I denote by $m_n(q)$ the number of irreducible monic polynomials with degree $n$ over the finite field of order $q$. So the number of monic polynomials with degree is just $q^n$.
From this, how does it follow that $$ \prod_{n\geq 1}\frac{1}{(1-x^n)^{m_n(q)}}=\frac{1}{1-qx}. $$ I know $$ \frac{1}{1-qx}=1+qx+q^2x^2+\cdots $$ but I don't see an obvious relation between the coefficients of one to the other.
Thanks,
2nd try: Based on the help, I try to write this out in form $$ (1+x+x^2+\cdots)^{m_1(q)}(1+x^2+x^4+c\dots)^{m_2(q)}\cdots=\sum_{f\text{ monic}}x^{\deg f}. $$
Due to unique factorization, distinct products of monic irreducibles of determine unique monic polynomials. So the coefficient of $x^{\deg f}$ is the number of monic polynomials of degree $\deg f$, But I'm having a hard time picturing how the expanded left hand side would count them for the identity to hold. Would someone be willing to explain this subtlety?

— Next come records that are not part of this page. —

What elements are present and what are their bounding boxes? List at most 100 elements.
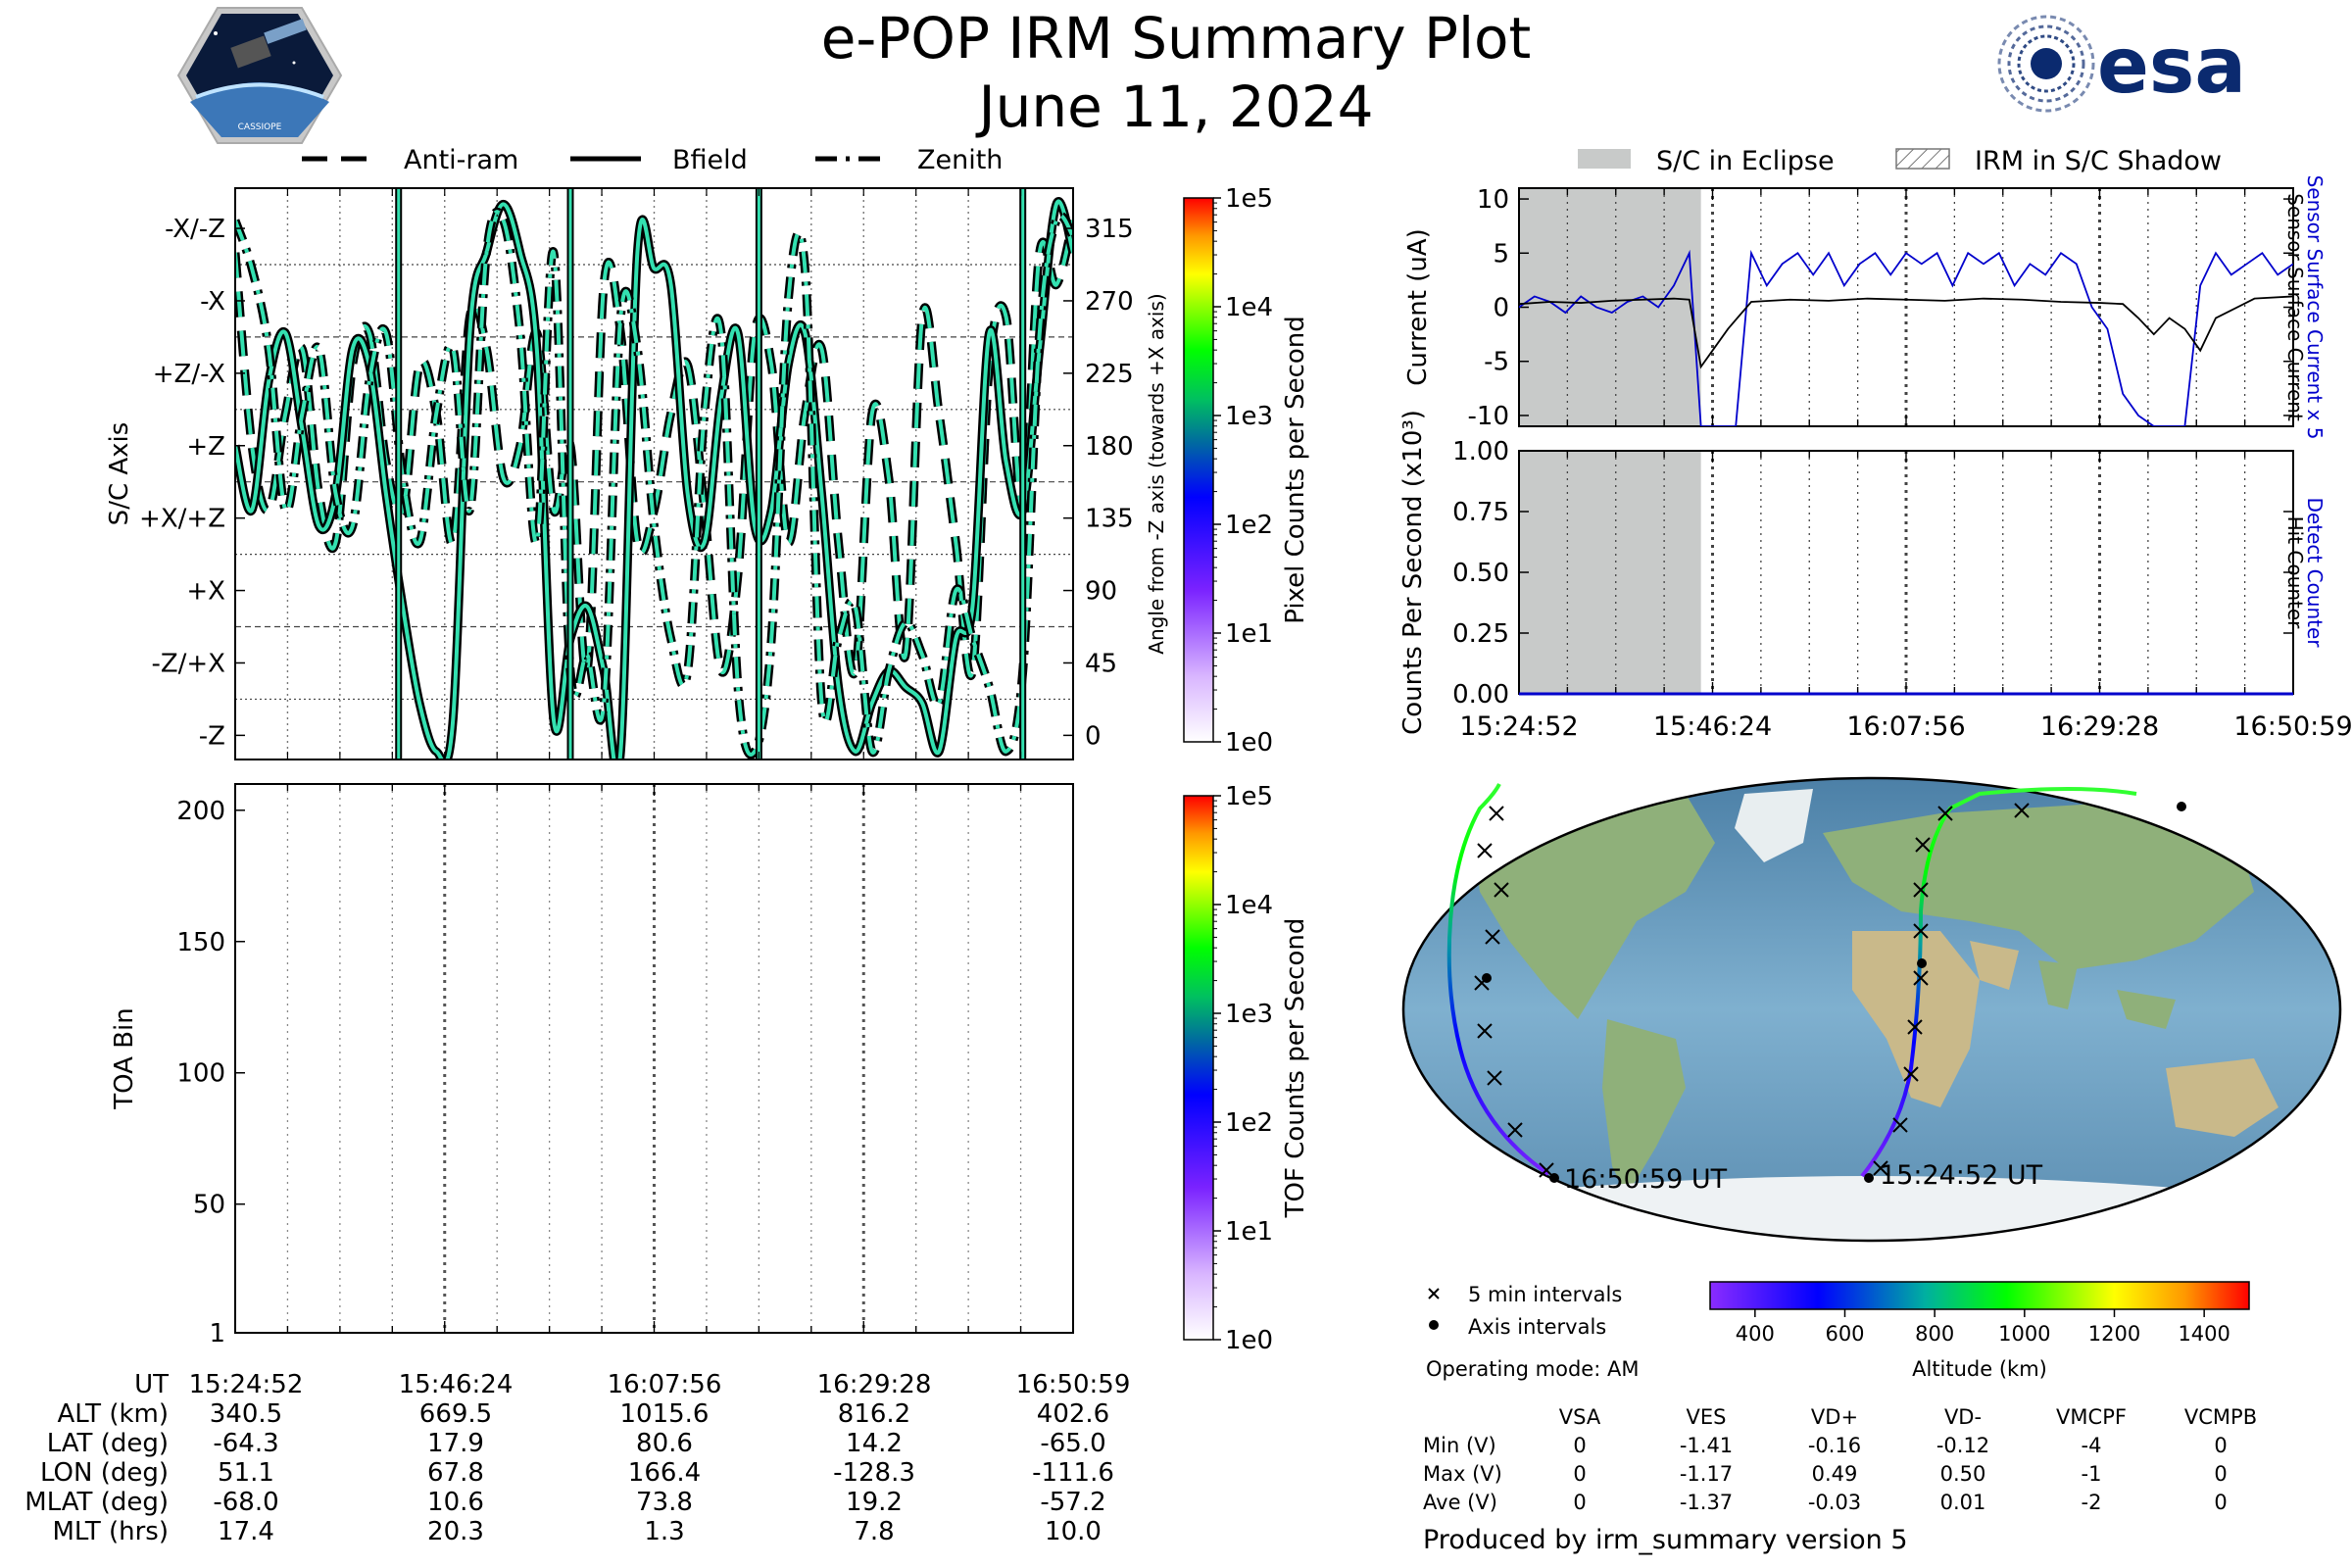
voltage-cell: 0 <box>2214 1462 2228 1486</box>
right-tick-label: 135 <box>1085 505 1134 534</box>
time-table-ut: 16:07:56 <box>607 1370 722 1399</box>
time-table-row-label: LAT (deg) <box>46 1429 169 1458</box>
counts-y-tick-label: 0.75 <box>1452 498 1509 527</box>
altitude-label: Altitude (km) <box>1912 1357 2047 1381</box>
counts-x-tick-label: 16:07:56 <box>1846 711 1965 742</box>
page-title: e-POP IRM Summary Plot <box>820 5 1532 72</box>
five-min-marker <box>1494 882 1509 898</box>
time-table-cell: 73.8 <box>636 1488 693 1517</box>
current-y-tick-label: -5 <box>1484 348 1509 377</box>
counts-eclipse <box>1519 451 1701 694</box>
legend-label-2: Zenith <box>917 145 1003 175</box>
voltage-header: VCMPB <box>2183 1405 2258 1429</box>
current-y-tick-label: 5 <box>1493 239 1509 269</box>
colorbar-tick-label: 1e2 <box>1225 511 1273 540</box>
voltage-header: VSA <box>1558 1405 1601 1429</box>
time-table-cell: 17.9 <box>427 1429 484 1458</box>
five-min-marker <box>1892 1117 1908 1133</box>
time-table-cell: -111.6 <box>1032 1458 1114 1488</box>
shadow-legend-swatch <box>1895 148 1950 170</box>
toa-tick-label: 200 <box>176 797 225 826</box>
counts-y-tick-label: 0.00 <box>1452 680 1509 710</box>
time-table-cell: 14.2 <box>846 1429 903 1458</box>
current-y-tick-label: 0 <box>1493 294 1509 323</box>
voltage-cell: -0.12 <box>1936 1434 1990 1457</box>
map-start-label: 15:24:52 UT <box>1880 1160 2043 1191</box>
sc-axis-series-group <box>235 188 1073 760</box>
counts-y-tick-label: 0.25 <box>1452 619 1509 649</box>
voltage-cell: -1.41 <box>1679 1434 1734 1457</box>
colorbar-label: TOF Counts per Second <box>1281 918 1310 1219</box>
colorbar-tick-label: 1e3 <box>1225 1000 1273 1029</box>
tof-counts-colorbar: 1e5 1e4 1e3 1e2 1e1 1e0 TOF Counts per Second <box>1183 784 1310 1355</box>
five-min-marker <box>1477 843 1493 858</box>
colorbar-gradient <box>1183 795 1214 1341</box>
axis-interval-marker <box>1864 1173 1874 1183</box>
five-min-marker <box>1507 1122 1523 1138</box>
five-min-marker <box>1913 923 1929 939</box>
toa-tick-label: 1 <box>209 1319 225 1348</box>
counts-y-tick-label: 1.00 <box>1452 437 1509 466</box>
voltage-cell: 0.49 <box>1811 1462 1858 1486</box>
voltage-row-label: Max (V) <box>1423 1462 1502 1486</box>
left-tick-label: -Z/+X <box>151 649 225 678</box>
time-table-cell: -128.3 <box>833 1458 915 1488</box>
toa-tick-label: 100 <box>176 1059 225 1089</box>
altitude-tick-label: 1200 <box>2088 1322 2140 1346</box>
time-table-cell: 1.3 <box>644 1517 685 1546</box>
cassiope-logo-text: CASSIOPE <box>238 122 282 132</box>
voltage-cell: 0.01 <box>1939 1491 1986 1514</box>
time-table-cell: 166.4 <box>627 1458 702 1488</box>
time-table-cell: 402.6 <box>1036 1399 1110 1429</box>
esa-logo: esa <box>1997 15 2246 113</box>
current-y-tick-label: 10 <box>1477 185 1509 215</box>
time-table-cell: 51.1 <box>218 1458 274 1488</box>
five-min-marker <box>1485 929 1500 945</box>
five-min-marker <box>1477 1023 1493 1039</box>
map-outline <box>1401 776 2342 1243</box>
time-table-cell: 10.0 <box>1045 1517 1102 1546</box>
land-south-america <box>1602 1019 1686 1196</box>
shadow-legend-label: IRM in S/C Shadow <box>1975 146 2222 176</box>
series-line-zenith <box>235 210 1073 757</box>
five-min-marker <box>2014 803 2030 818</box>
voltage-cell: -1.17 <box>1679 1462 1734 1486</box>
counts-x-tick-label: 16:50:59 <box>2233 711 2352 742</box>
toa-tick-label: 150 <box>176 928 225 957</box>
voltage-header: VD- <box>1943 1405 1983 1429</box>
voltage-cell: 0 <box>1573 1462 1587 1486</box>
voltage-cell: -1 <box>2081 1462 2102 1486</box>
colorbar-tick-label: 1e2 <box>1225 1108 1273 1138</box>
colorbar-tick-label: 1e0 <box>1225 728 1273 758</box>
current-series-group <box>1519 249 2293 426</box>
time-table-ut: 15:24:52 <box>188 1370 304 1399</box>
time-table-ut: 15:46:24 <box>398 1370 514 1399</box>
toa-tick-label: 50 <box>193 1191 225 1220</box>
current-right-label-1: Sensor Surface Current x 5 <box>2303 175 2327 440</box>
voltage-cell: -0.03 <box>1807 1491 1862 1514</box>
counts-y-tick-label: 0.50 <box>1452 559 1509 588</box>
counts-x-tick-label: 16:29:28 <box>2040 711 2159 742</box>
legend-label-0: Anti-ram <box>404 145 518 175</box>
colorbar-tick-label: 1e5 <box>1225 186 1273 214</box>
current-right-label-2: Sensor Surface Current <box>2283 193 2307 421</box>
legend-axis-label: Axis intervals <box>1468 1315 1606 1339</box>
land-india <box>2038 960 2078 1009</box>
left-tick-label: -Z <box>199 721 225 751</box>
time-table-row-label: ALT (km) <box>57 1399 169 1429</box>
time-table-ut: 16:29:28 <box>816 1370 932 1399</box>
legend-x-marker <box>1428 1288 1440 1299</box>
colorbar-gradient <box>1183 197 1214 743</box>
axis-interval-marker <box>1482 973 1492 983</box>
operating-mode: Operating mode: AM <box>1426 1357 1640 1381</box>
left-tick-label: -X <box>200 287 225 317</box>
land-australia <box>2166 1058 2278 1137</box>
colorbar-tick-label: 1e0 <box>1225 1326 1273 1355</box>
land-arabia <box>1970 941 2019 990</box>
colorbar-tick-label: 1e4 <box>1225 293 1273 322</box>
axis-interval-marker <box>2177 802 2186 811</box>
colorbar-label: Pixel Counts per Second <box>1281 316 1310 624</box>
time-table-row-label: UT <box>134 1370 169 1399</box>
current-counts-plot: S/C in Eclipse IRM in S/C Shadow 10 5 0 -5 -10… <box>1398 146 2352 742</box>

$q^n$ is the number of monic polynomials of degree $n$ over $\mathbb{F}_q$, so we can write $\frac{1}{1 - qx}$ as $$\sum_{f \text{ a monic polynomial}} x^{\deg f}.$$
Now, monic polynomials can be uniquely factored into a product of irreducible polynomials, and $\deg$ satisfies $\deg fg = \deg f + \deg g$. What does that tell you about how the above generating function can be factored? (This is closely analogous to how we derive the Euler product for the Riemann zeta function.)